Posted by Mummy Dearest on Feb-20-2006

The Girl just called me, totally upset. She says that her teacher is lying about
her again and she can prove it. To tell the truth, after that whole blow- up
about how The Girl was supposed to have threatened the very same girl that she
shopped with two days later, I find that her teacher is losing credibility in
my eyes.

First off, The Girl has never been a bad girl, mouthy, yes, but she has never
gotten into trouble at school. In a school filled with thugs, I feel that her
teacher has very little empathy or understanding about kids her age, or about
The Girl in particular.

It is very clear to me that The Girl loathes him and that he doesn’t care squat
about her. Even if he did care about her ( in his rather teach- the- romas-
mid- life crisis sort of way), the fact that she mistrusts him so intensely
gives him little value in his official function as her *mentor*, a person
whom she should be able to rely upon and confide in, a person who should be
helping her.

She is also convinced that we will always believe whatever he says as opposed to
her side of the story. And after seeing how easily he was fopped by The Girl’s
shopping buddy, I am tending to give more credence to what The Girl tells me.

I think we should get her out of there. It is a school filled with thugs and low
life and a teacher who is recording everything that happens in his class on a
computer ( and- as The Girl points out- only his side of it) like he was studying
the mating habits of African toads.

Mummy Dearest

Did She Or Didn’t She ?

Posted by Mummy Dearest on Feb-18-2006

Only King Arthur knows for sure.

If You Have A Moment…

Posted by Mummy Dearest on Feb-17-2006

Send good thoughts to Joy.

She has one stinker of a weekend ahead of her.

What Would I Pay….

Posted by Mummy Dearest on Feb-17-2006

Lately, I have found myself asking this question quite often. I am beginning to find my answers interesting.

For example, I put quite a bit of cash on the table in order to get that photo of Virginia Carbis.

On the other hand, while I want a used microfilm reader, I don’t think that I would spend more than 40 euro for one. I’m thinking that maybe The Father’s business buddy in Poland could find me a good used one. Cheap.

And now I want some decent American flour, the kind that I can use with one of my mother’s recipes and it actually turns out like what she placed before me, long ago and far away.
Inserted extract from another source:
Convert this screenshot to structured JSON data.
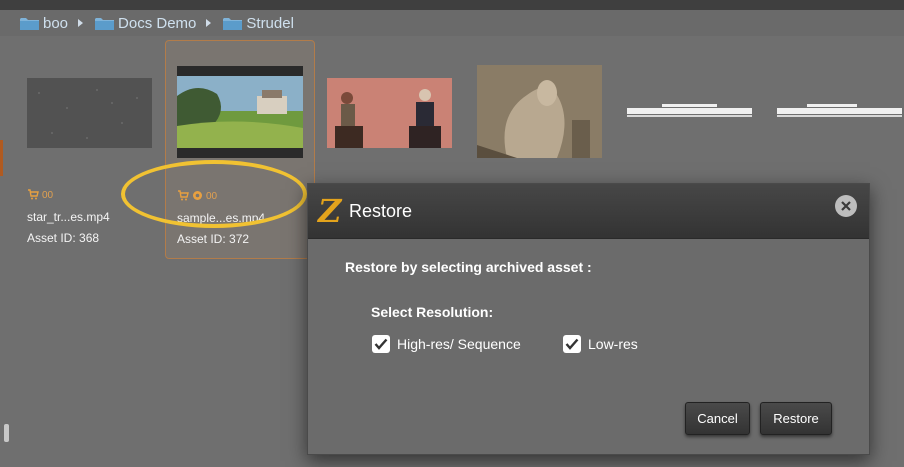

I want to bake cookies that are not flat as communion wafers, bagels that weigh less than 4 pounds each, banana bread which doesn’t have that grainy, corn-bready oma cake texture.

Yup, once again I am standing on a high precipice, overlooking a landscape filled with dreams ,and being whispered into my ear is How much would you pay….?

This And That

Posted by Mummy Dearest on Feb-16-2006

This week became immensely easier to handle when The Babys forehead returned to normal temps last night and she went off to school this morning, leaving only The Boy – an oddly pale The Boy, with patches of flush upon his face and looking suddenly very thin- at home.

At dinner, The Boy commented upon how many things I do during the day, when I am not bogged down with my job as head referee. He had a day behind the scenes, seeing the laundry being washed and folded, the beds made up, shopping done, meals prepared, copies of a movie made for Opa , me ironing up a mess of pieced work and on and on.

We watched the skating together, very exciting.

It was nice, though, to have someone comment upon the things that I do, not that I feel unappreciated. More, I feel guilty when I indulge in my hobbies and distractions, instead of , oh, say, scrubbing the kitchen floor or mucking out the shed.

His few words, said at the dinner table, almost encourage me to buy a second hand microfilm scanner. They only run about 20 euro ( they are coming out of old East Germany) and Kentucky does sell copies of microfilm.

My family must love me very much indeed, for even my father, last night on the phone, encouraged me to continue to look for Robert.

And the perfect ending to a peaceful day after a a harried week, we spotted the first flower in our yard.

We all went out and admired the tiny white bloom, our promise of summer.